We have the pleasure to receive the visit of Stéphan Plassart (EPFL) on May 9th (14:30, A115 at Inria, Paris) when he gives a talk entitled Online energy optimization using dynamic speed scaling in real-time systems.
You may join us by visio French only
Abstract:
The energy consumption is a crucial issue for real-time systems, that’s why optimizing it online, while the processor is running, has become essential. This optimization can be done by adapting the processor speed during the job execution.
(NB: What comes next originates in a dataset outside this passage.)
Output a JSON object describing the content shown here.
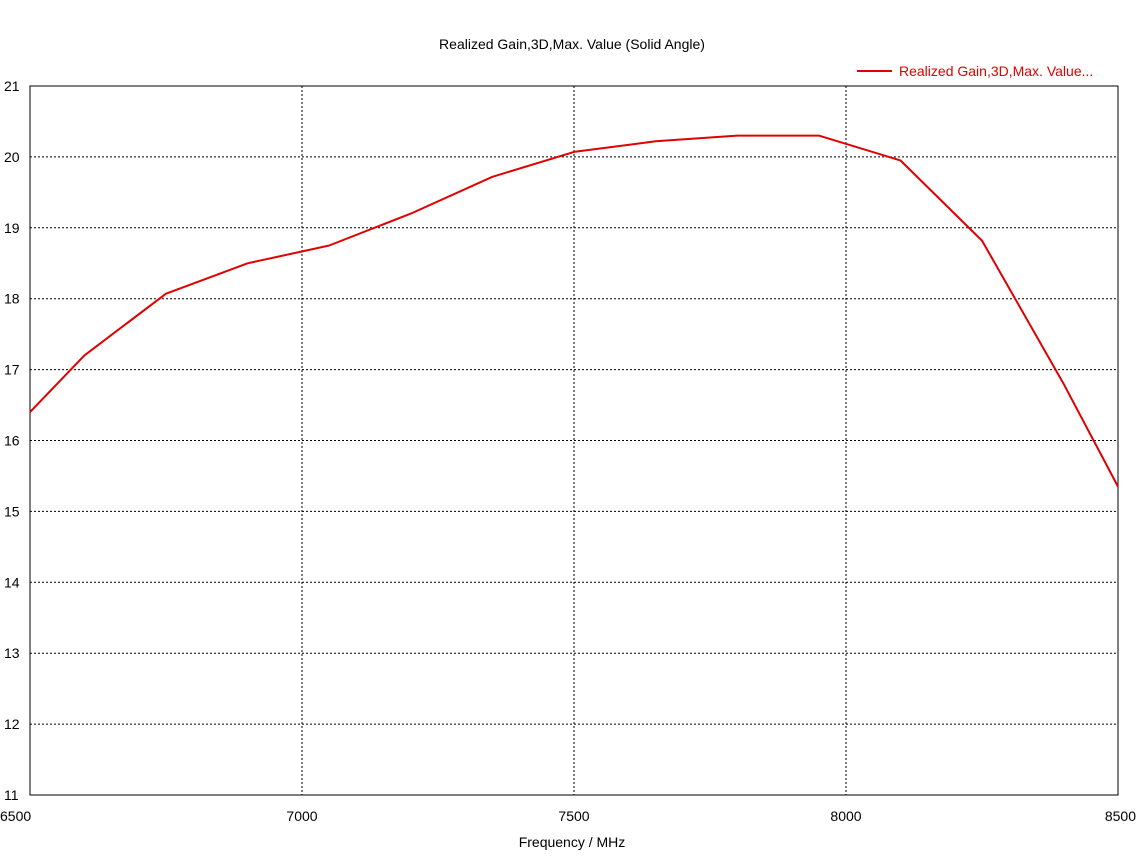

In this talk, we will use dynamic programming to compute the optimal speed scaling policy that minimizes the energy consumption of a single processor executing a finite or infinite set of jobs with real-time constraints. Several situations will be studied with different knowledge on past, active and future job characteristics. Firstly, we consider that all job characteristics are known (the offline case), and we propose a linear time algorithm to determine the speed schedule to execute n jobs on a single processor. Secondly, we propose a Markov decision process (MDP) approach that solves the case where past and active job characteristics are entirely known, and for future jobs only the probability distribution of the job characteristics (arrival times, execution times and deadlines) is known. To finish, we also consider the case where we have no statistical knowledge on jobs, so we have to use learning methods to determine the optimal processor speeds online.
Bio:
Stéphan Plassart is a postdoctoral researcher at École polytechnique fédérale de Lausanne (EPFL) in Switzerland in the LCA2 team of Professor Jean-Yves Le Boudec. He completed his PhD at Grenoble Alpes University, in the POLARIS and SPADES teams at LIG and at Inria Grenoble under the supervision of Bruno Gaujal and Alain Girault. His current research focuses on network calculus for Time-Sensitive Network (TSN). His research interests are also in optimization, Markov decision process, learning, energy, and real-time systems.